“How should we read the Holy
Scriptures?...it will make all the difference between a right and a wrong way
of reading Scripture if I do not confuse myself with, but rather quite simply
serve, God. Otherwise I become rhetorical, over-emotional, sentimental, or
coercive; that is to say, I divert the reader’s [listener’s? – is this a
translation error?] attention to myself instead of the Word.” Dietrich
Bonhoeffer, Life Together, Fortress
Press, 2015 (Reader’s Edition), page 37.
Bonhoeffer concludes his
section on the place of the Bible in life
together with a focus on reading Scripture aloud in the community of
believers. Listening to someone read the Bible in public can be painful,
including listening to those who spend a good amount of time in front of congregations, such
as elders and deacons. My experience has been that (among non-vocational
ministers, among God’s people) I am more likely to hear Scripture read well in
liturgical churches where there is typically more Scripture reading in worship services
than in churches which do not incorporate a Gospel, Epistle, and Old Testament
reading into regular worship. This simply means that the more we read aloud the
more we learn to read aloud, and the more we listen to someone read aloud the
better able we are to read aloud.
If we read aloud when we
individually read Scripture the better able we are to read aloud in public. If
we read aloud to our families and others the better able we are to read aloud
in congregational settings. When reading the Bible aloud becomes a way of life
it permeates our lives and the lives of our congregations. The Bible becomes
the Word we mediate upon, the Word we ponder, the Word that guides us, the Word
that we speak to one another, the Word that we speak to the world, and the Word
that we naturally read aloud.
Bonhoeffer counsels that we
should not confuse ourselves with God when reading – we are not actors who “go
into character” as if we are playing a part – for these are not our words but
God’s Word. To be sure there is an incarnational element as we receive the “engrafted
Word which is able to save our souls” – but also to be sure we are not God. We
are not called to be dramatic, we are called to be faithful and not to get in
the way of the Word. Notice that Bonhoeffer also points out that Scripture can
be read coercively as well as sentimentally – both are a danger. The Bible is
not a rod we use to bludgeon others and beat them into submission, it is not a
cattle prod by which we force people to move in the direction we want – such use
of the Word is arrogant and profane and is an attempted usurpation of the
authority of God and His Word – it is desecration and an attempt to enslave
others by the Word that God sent to set people free in Jesus Christ.

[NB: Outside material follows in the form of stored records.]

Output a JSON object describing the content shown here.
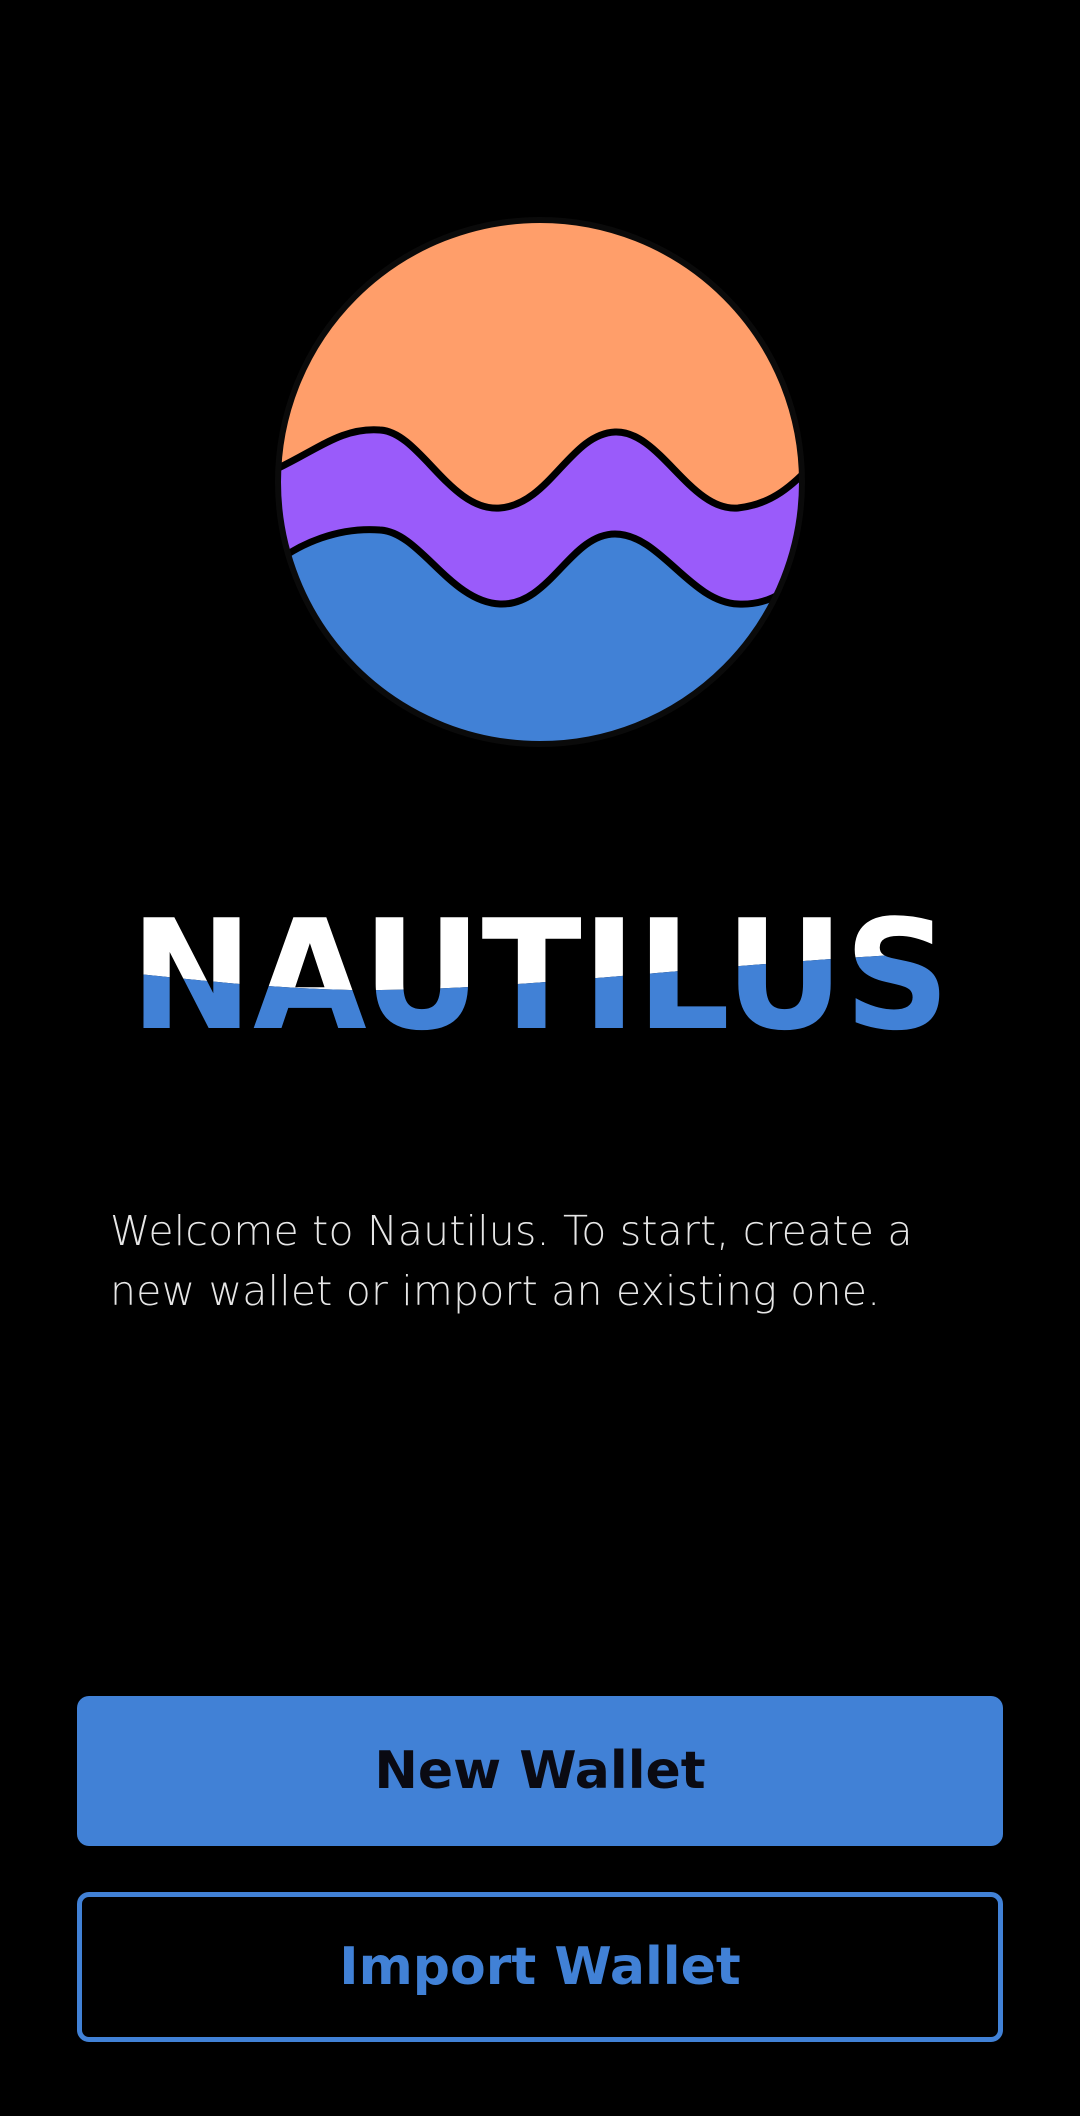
{
  "brand": {
    "logo_icon": "nautilus-sun-waves-logo",
    "wordmark": "NAUTILUS"
  },
  "welcome": {
    "text": "Welcome to Nautilus. To start, create a new wallet or import an existing one."
  },
  "actions": {
    "new_wallet_label": "New Wallet",
    "import_wallet_label": "Import Wallet"
  },
  "colors": {
    "background": "#000000",
    "accent": "#4181D6",
    "logo_orange": "#FF9E6A",
    "logo_purple": "#9A5BFA",
    "logo_blue": "#4181D6",
    "wordmark_white": "#FFFFFF"
  }
}
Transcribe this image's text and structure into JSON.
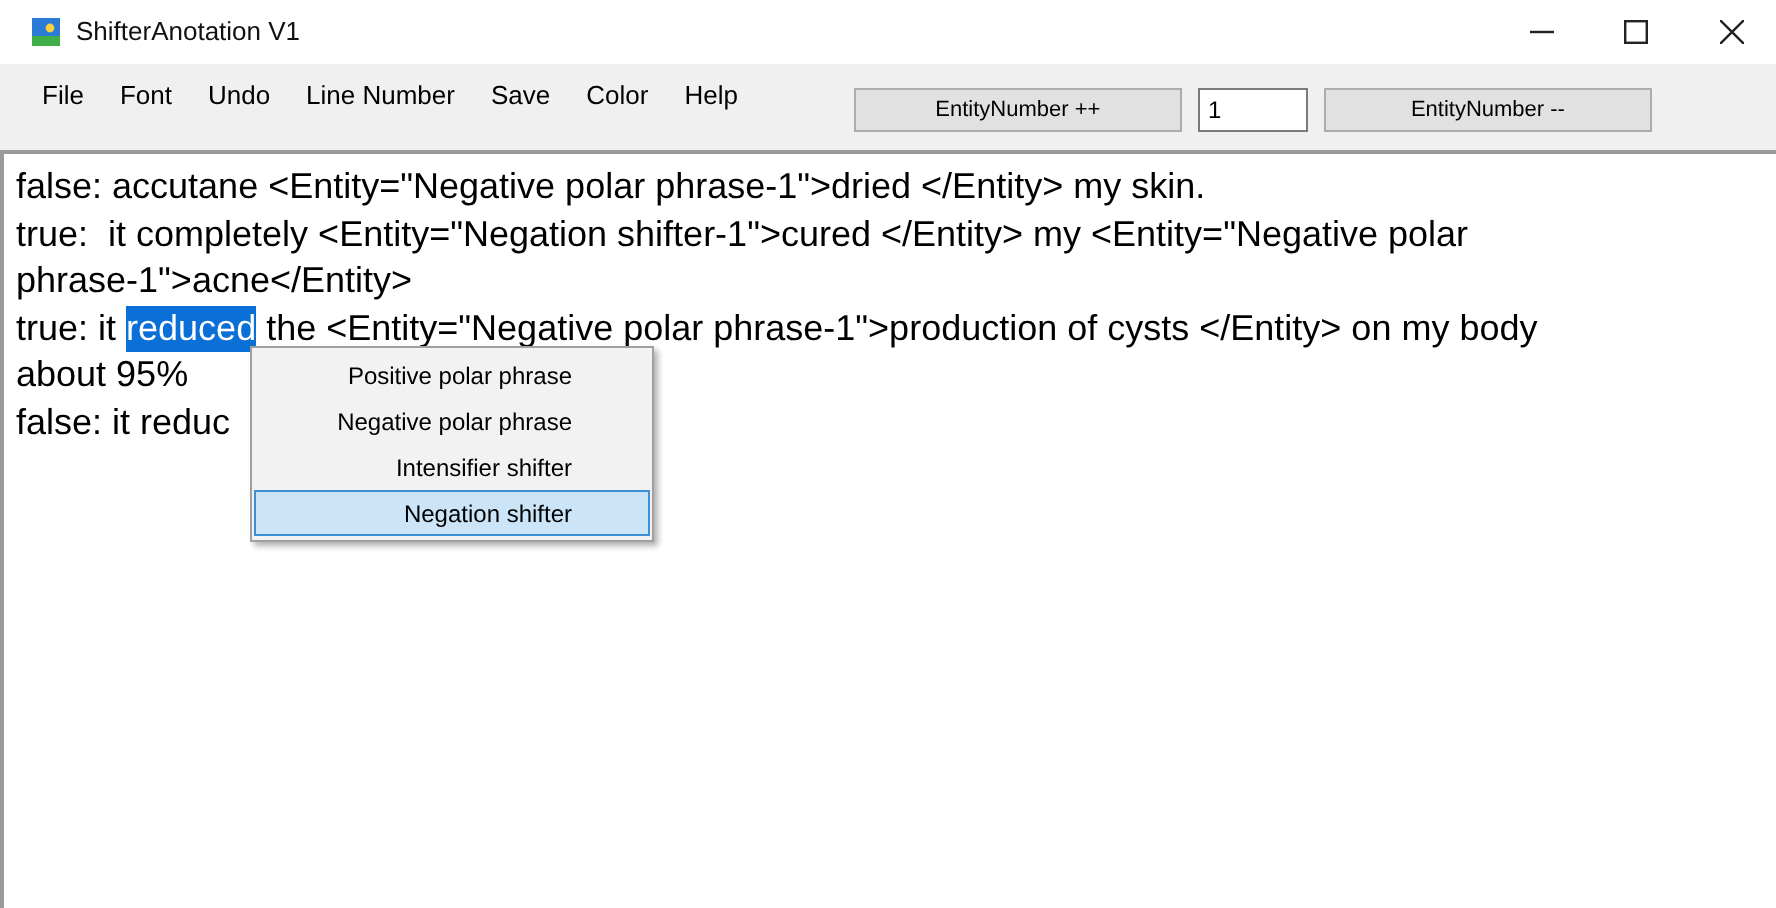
{
  "window": {
    "title": "ShifterAnotation V1"
  },
  "menu": [
    "File",
    "Font",
    "Undo",
    "Line Number",
    "Save",
    "Color",
    "Help"
  ],
  "toolbar": {
    "increment_button": "EntityNumber ++",
    "entity_number": "1",
    "decrement_button": "EntityNumber --"
  },
  "editor": {
    "lines": [
      {
        "segments": [
          {
            "text": "false: accutane <Entity=\"Negative polar phrase-1\">dried </Entity> my skin.",
            "selected": false
          }
        ]
      },
      {
        "segments": [
          {
            "text": "true:  it completely <Entity=\"Negation shifter-1\">cured </Entity> my <Entity=\"Negative polar",
            "selected": false
          }
        ]
      },
      {
        "segments": [
          {
            "text": "phrase-1\">acne</Entity>",
            "selected": false
          }
        ]
      },
      {
        "segments": [
          {
            "text": "true: it ",
            "selected": false
          },
          {
            "text": "reduced",
            "selected": true
          },
          {
            "text": " the <Entity=\"Negative polar phrase-1\">production of cysts </Entity> on my body",
            "selected": false
          }
        ]
      },
      {
        "segments": [
          {
            "text": "about 95%",
            "selected": false
          }
        ]
      },
      {
        "segments": [
          {
            "text": "false: it reduc",
            "selected": false
          }
        ]
      }
    ]
  },
  "context_menu": [
    {
      "label": "Positive polar phrase",
      "selected": false
    },
    {
      "label": "Negative polar phrase",
      "selected": false
    },
    {
      "label": "Intensifier shifter",
      "selected": false
    },
    {
      "label": "Negation shifter",
      "selected": true
    }
  ]
}
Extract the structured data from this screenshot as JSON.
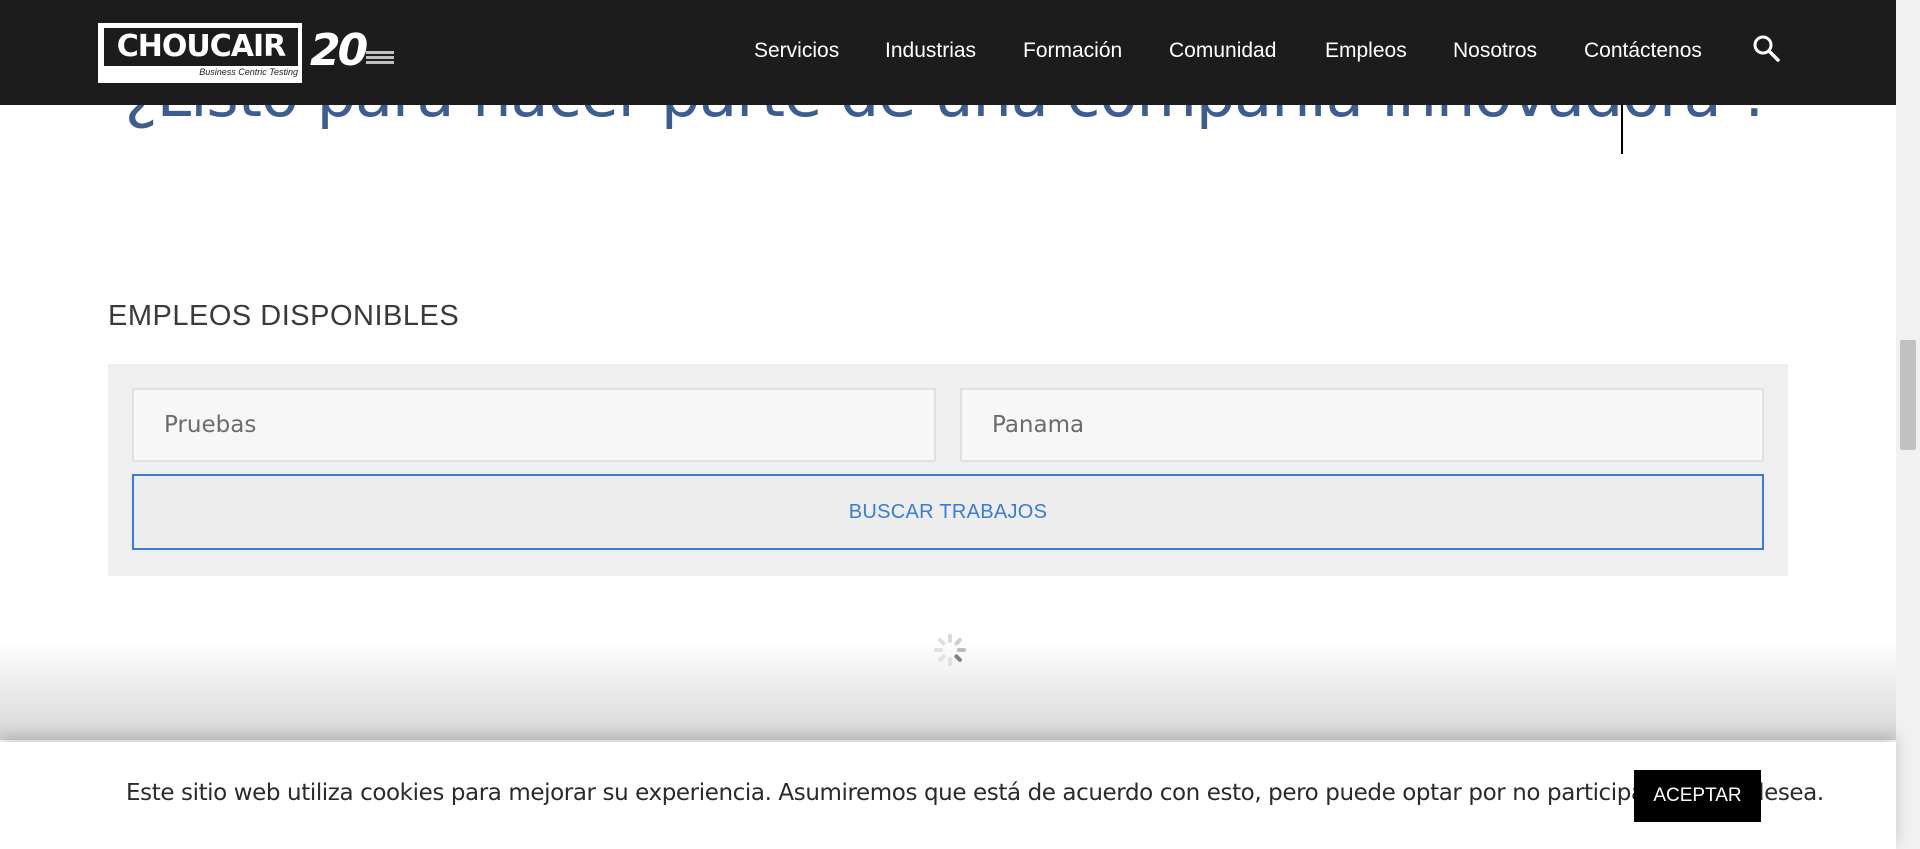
{
  "header": {
    "logo": {
      "word": "CHOUCAIR",
      "tagline": "Business Centric Testing",
      "anniversary": "20"
    },
    "nav": [
      "Servicios",
      "Industrias",
      "Formación",
      "Comunidad",
      "Empleos",
      "Nosotros",
      "Contáctenos"
    ],
    "search_icon": "search-icon"
  },
  "hero": {
    "heading": "¿Listo para hacer parte de una compañía innovadora ?"
  },
  "jobs": {
    "title": "EMPLEOS DISPONIBLES",
    "keyword_placeholder": "Pruebas",
    "location_placeholder": "Panama",
    "search_button": "BUSCAR TRABAJOS"
  },
  "cookie": {
    "text": "Este sitio web utiliza cookies para mejorar su experiencia. Asumiremos que está de acuerdo con esto, pero puede optar por no participar si así lo desea.",
    "accept": "ACEPTAR"
  },
  "colors": {
    "header_bg": "#1c1c1c",
    "heading": "#3e5d8f",
    "accent": "#3a7bd5"
  }
}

Bonhoeffer continues (pages 37
– 38), “If we could illustrate this with an example from everyday life…when I
read to another person a letter from a friend. I would not read the letter as
though I had written it myself. The distance between us would be clearly
noticeable as it was read. And yet I would also not be able to read my friend’s
letter as if it were of no concern to me. On the contrary, because of our close
relationship, I would read it with personal interest. Proper reading of
Scripture is not a technical exercise that can be learned; it is something that
grows or diminishes according to my own spiritual condition.”
Another example that we can
use is that of an ambassador, when an ambassador reads aloud a statement sent
to him by his government it is not his statement he is reading, it is that of
the government that sent him. He is not reading his words and he is not reading
them on his own authority and his action of reading is not his own.
So we have the element of
friendship, of personal relationship; but we also have the element that what we
are reading has an authority inherent in it that is not ours, an authority under
which we serve and under which we read. We are reading the Word of God. There is a
reason we used to call Scripture, The Holy Bible.
Have we lost the recognition
that the Bible is holy?
Shall we strive to regain it?
Shall we read it as if our lives
and the lives of others depended on it? (1 Timothy 4:16).